01/01/2023 - 12/31/2023

Predictive sales and demand planning in order-based manufacturing using machine learning methods (Project processing ist carried out by RIF e.V., Production Systems Department)

Problem

Companies with an early customer decoupling point in production are faced with the conflict of objectives of ensuring a high degree of flexibility while at the same time fulfilling individualised customer orders. Reliable forecasts of specific customer demands make it possible to initiate production orders ahead of time.

For decades, various forecasts based on statistical methods have been used to predict future orders, whereby their suitability depends on the type of order initiation.

In this research project, the extent to which a high degree of flexibility can be guaranteed while at the same time maximising the fulfilment of individual customer orders will be investigated in various use cases. The focus is on whether machine learning (ML) forecasting can deliver better results than traditional methods.

Objective

The goal of the PrABCast project is to develop a user-friendly IT tool for the simple use of ML methods for forecasting sales and demand in SMEs. This is intended to lower the threshold for SMEs to apply ML in their own companies by adapting successful pilot projects.
This will be achieved by exploiting the potential of predictive sales and demand planning for customer order-related or hybrid production. The aim is to adapt demand quantities and reduce order lead times.

 

 

Procedure

At the beginning of the project, the requirements of contract manufacturing are recorded and weighted. Then the possible use cases of the project partners are classified and pilot projects are generated. The next step will be to identify unused data sources and evaluate their impact on the quality of the forecasts.
To compare the different forecasts, known analysis methods will be applied and compared with the results of the ML forecasts in combination with the newly found data sources.
The developed forecasting methods will then be incorporated into a general model.
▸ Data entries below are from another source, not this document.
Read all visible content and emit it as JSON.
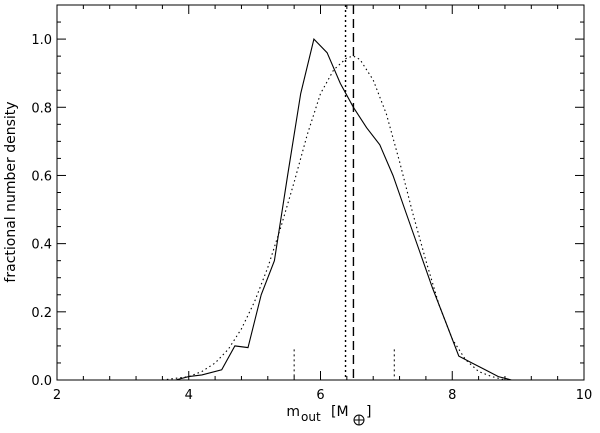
{
  "chart_data": {
    "type": "line",
    "title": "",
    "xlabel_main": "m",
    "xlabel_sub": "out",
    "xlabel_unit": "[M",
    "xlabel_unit_close": "]",
    "ylabel": "fractional number density",
    "xlim": [
      2,
      10
    ],
    "ylim": [
      0,
      1.1
    ],
    "xticks": [
      2,
      4,
      6,
      8,
      10
    ],
    "yticks": [
      0.0,
      0.2,
      0.4,
      0.6,
      0.8,
      1.0
    ],
    "xtick_labels": [
      "2",
      "4",
      "6",
      "8",
      "10"
    ],
    "ytick_labels": [
      "0.0",
      "0.2",
      "0.4",
      "0.6",
      "0.8",
      "1.0"
    ],
    "grid": false,
    "series": [
      {
        "style": "solid",
        "x": [
          2.3,
          2.5,
          3.0,
          3.5,
          3.8,
          4.0,
          4.2,
          4.5,
          4.7,
          4.9,
          5.1,
          5.3,
          5.5,
          5.7,
          5.9,
          6.1,
          6.3,
          6.5,
          6.7,
          6.9,
          7.1,
          7.3,
          7.5,
          7.7,
          7.9,
          8.1,
          8.3,
          8.5,
          8.7,
          8.9,
          9.0
        ],
        "y": [
          0.0,
          0.0,
          0.0,
          0.0,
          0.0,
          0.01,
          0.015,
          0.03,
          0.1,
          0.095,
          0.25,
          0.35,
          0.6,
          0.84,
          1.0,
          0.96,
          0.87,
          0.8,
          0.74,
          0.69,
          0.6,
          0.49,
          0.38,
          0.27,
          0.17,
          0.07,
          0.05,
          0.03,
          0.01,
          0.0,
          0.0
        ]
      },
      {
        "style": "dotted",
        "x": [
          3.6,
          3.8,
          4.0,
          4.2,
          4.4,
          4.6,
          4.8,
          5.0,
          5.2,
          5.4,
          5.6,
          5.8,
          6.0,
          6.2,
          6.4,
          6.5,
          6.6,
          6.8,
          7.0,
          7.2,
          7.4,
          7.6,
          7.8,
          8.0,
          8.2,
          8.4,
          8.6,
          8.8
        ],
        "y": [
          0.0,
          0.005,
          0.01,
          0.025,
          0.05,
          0.09,
          0.15,
          0.23,
          0.33,
          0.45,
          0.58,
          0.72,
          0.84,
          0.91,
          0.945,
          0.95,
          0.94,
          0.88,
          0.78,
          0.64,
          0.49,
          0.35,
          0.22,
          0.12,
          0.06,
          0.025,
          0.01,
          0.0
        ]
      }
    ],
    "vertical_lines": [
      {
        "style": "dotted",
        "x": 6.38
      },
      {
        "style": "dashed",
        "x": 6.5
      }
    ],
    "short_markers": [
      {
        "style": "dotted",
        "x": 5.6,
        "y_top": 0.09
      },
      {
        "style": "dotted",
        "x": 7.12,
        "y_top": 0.09
      }
    ],
    "unit_symbol": "earth-mass-symbol"
  }
}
This should reduce the time needed to develop such procedures, but also evaluate the dependency on the classes of use cases.
Finally, the model will be transformed into a user-friendly IT tool. In order to check the practical applicability, the application in further use cases will be accompanied.

Funding Reference

The project PrABCast (Nr. 22180 N) of the German Logistics Association e.V. (BVL) - Schlachte 31, 28195 Bremen - is funded by the AiF within the scope of the program for the promotion of joint industrial research and development (IGF).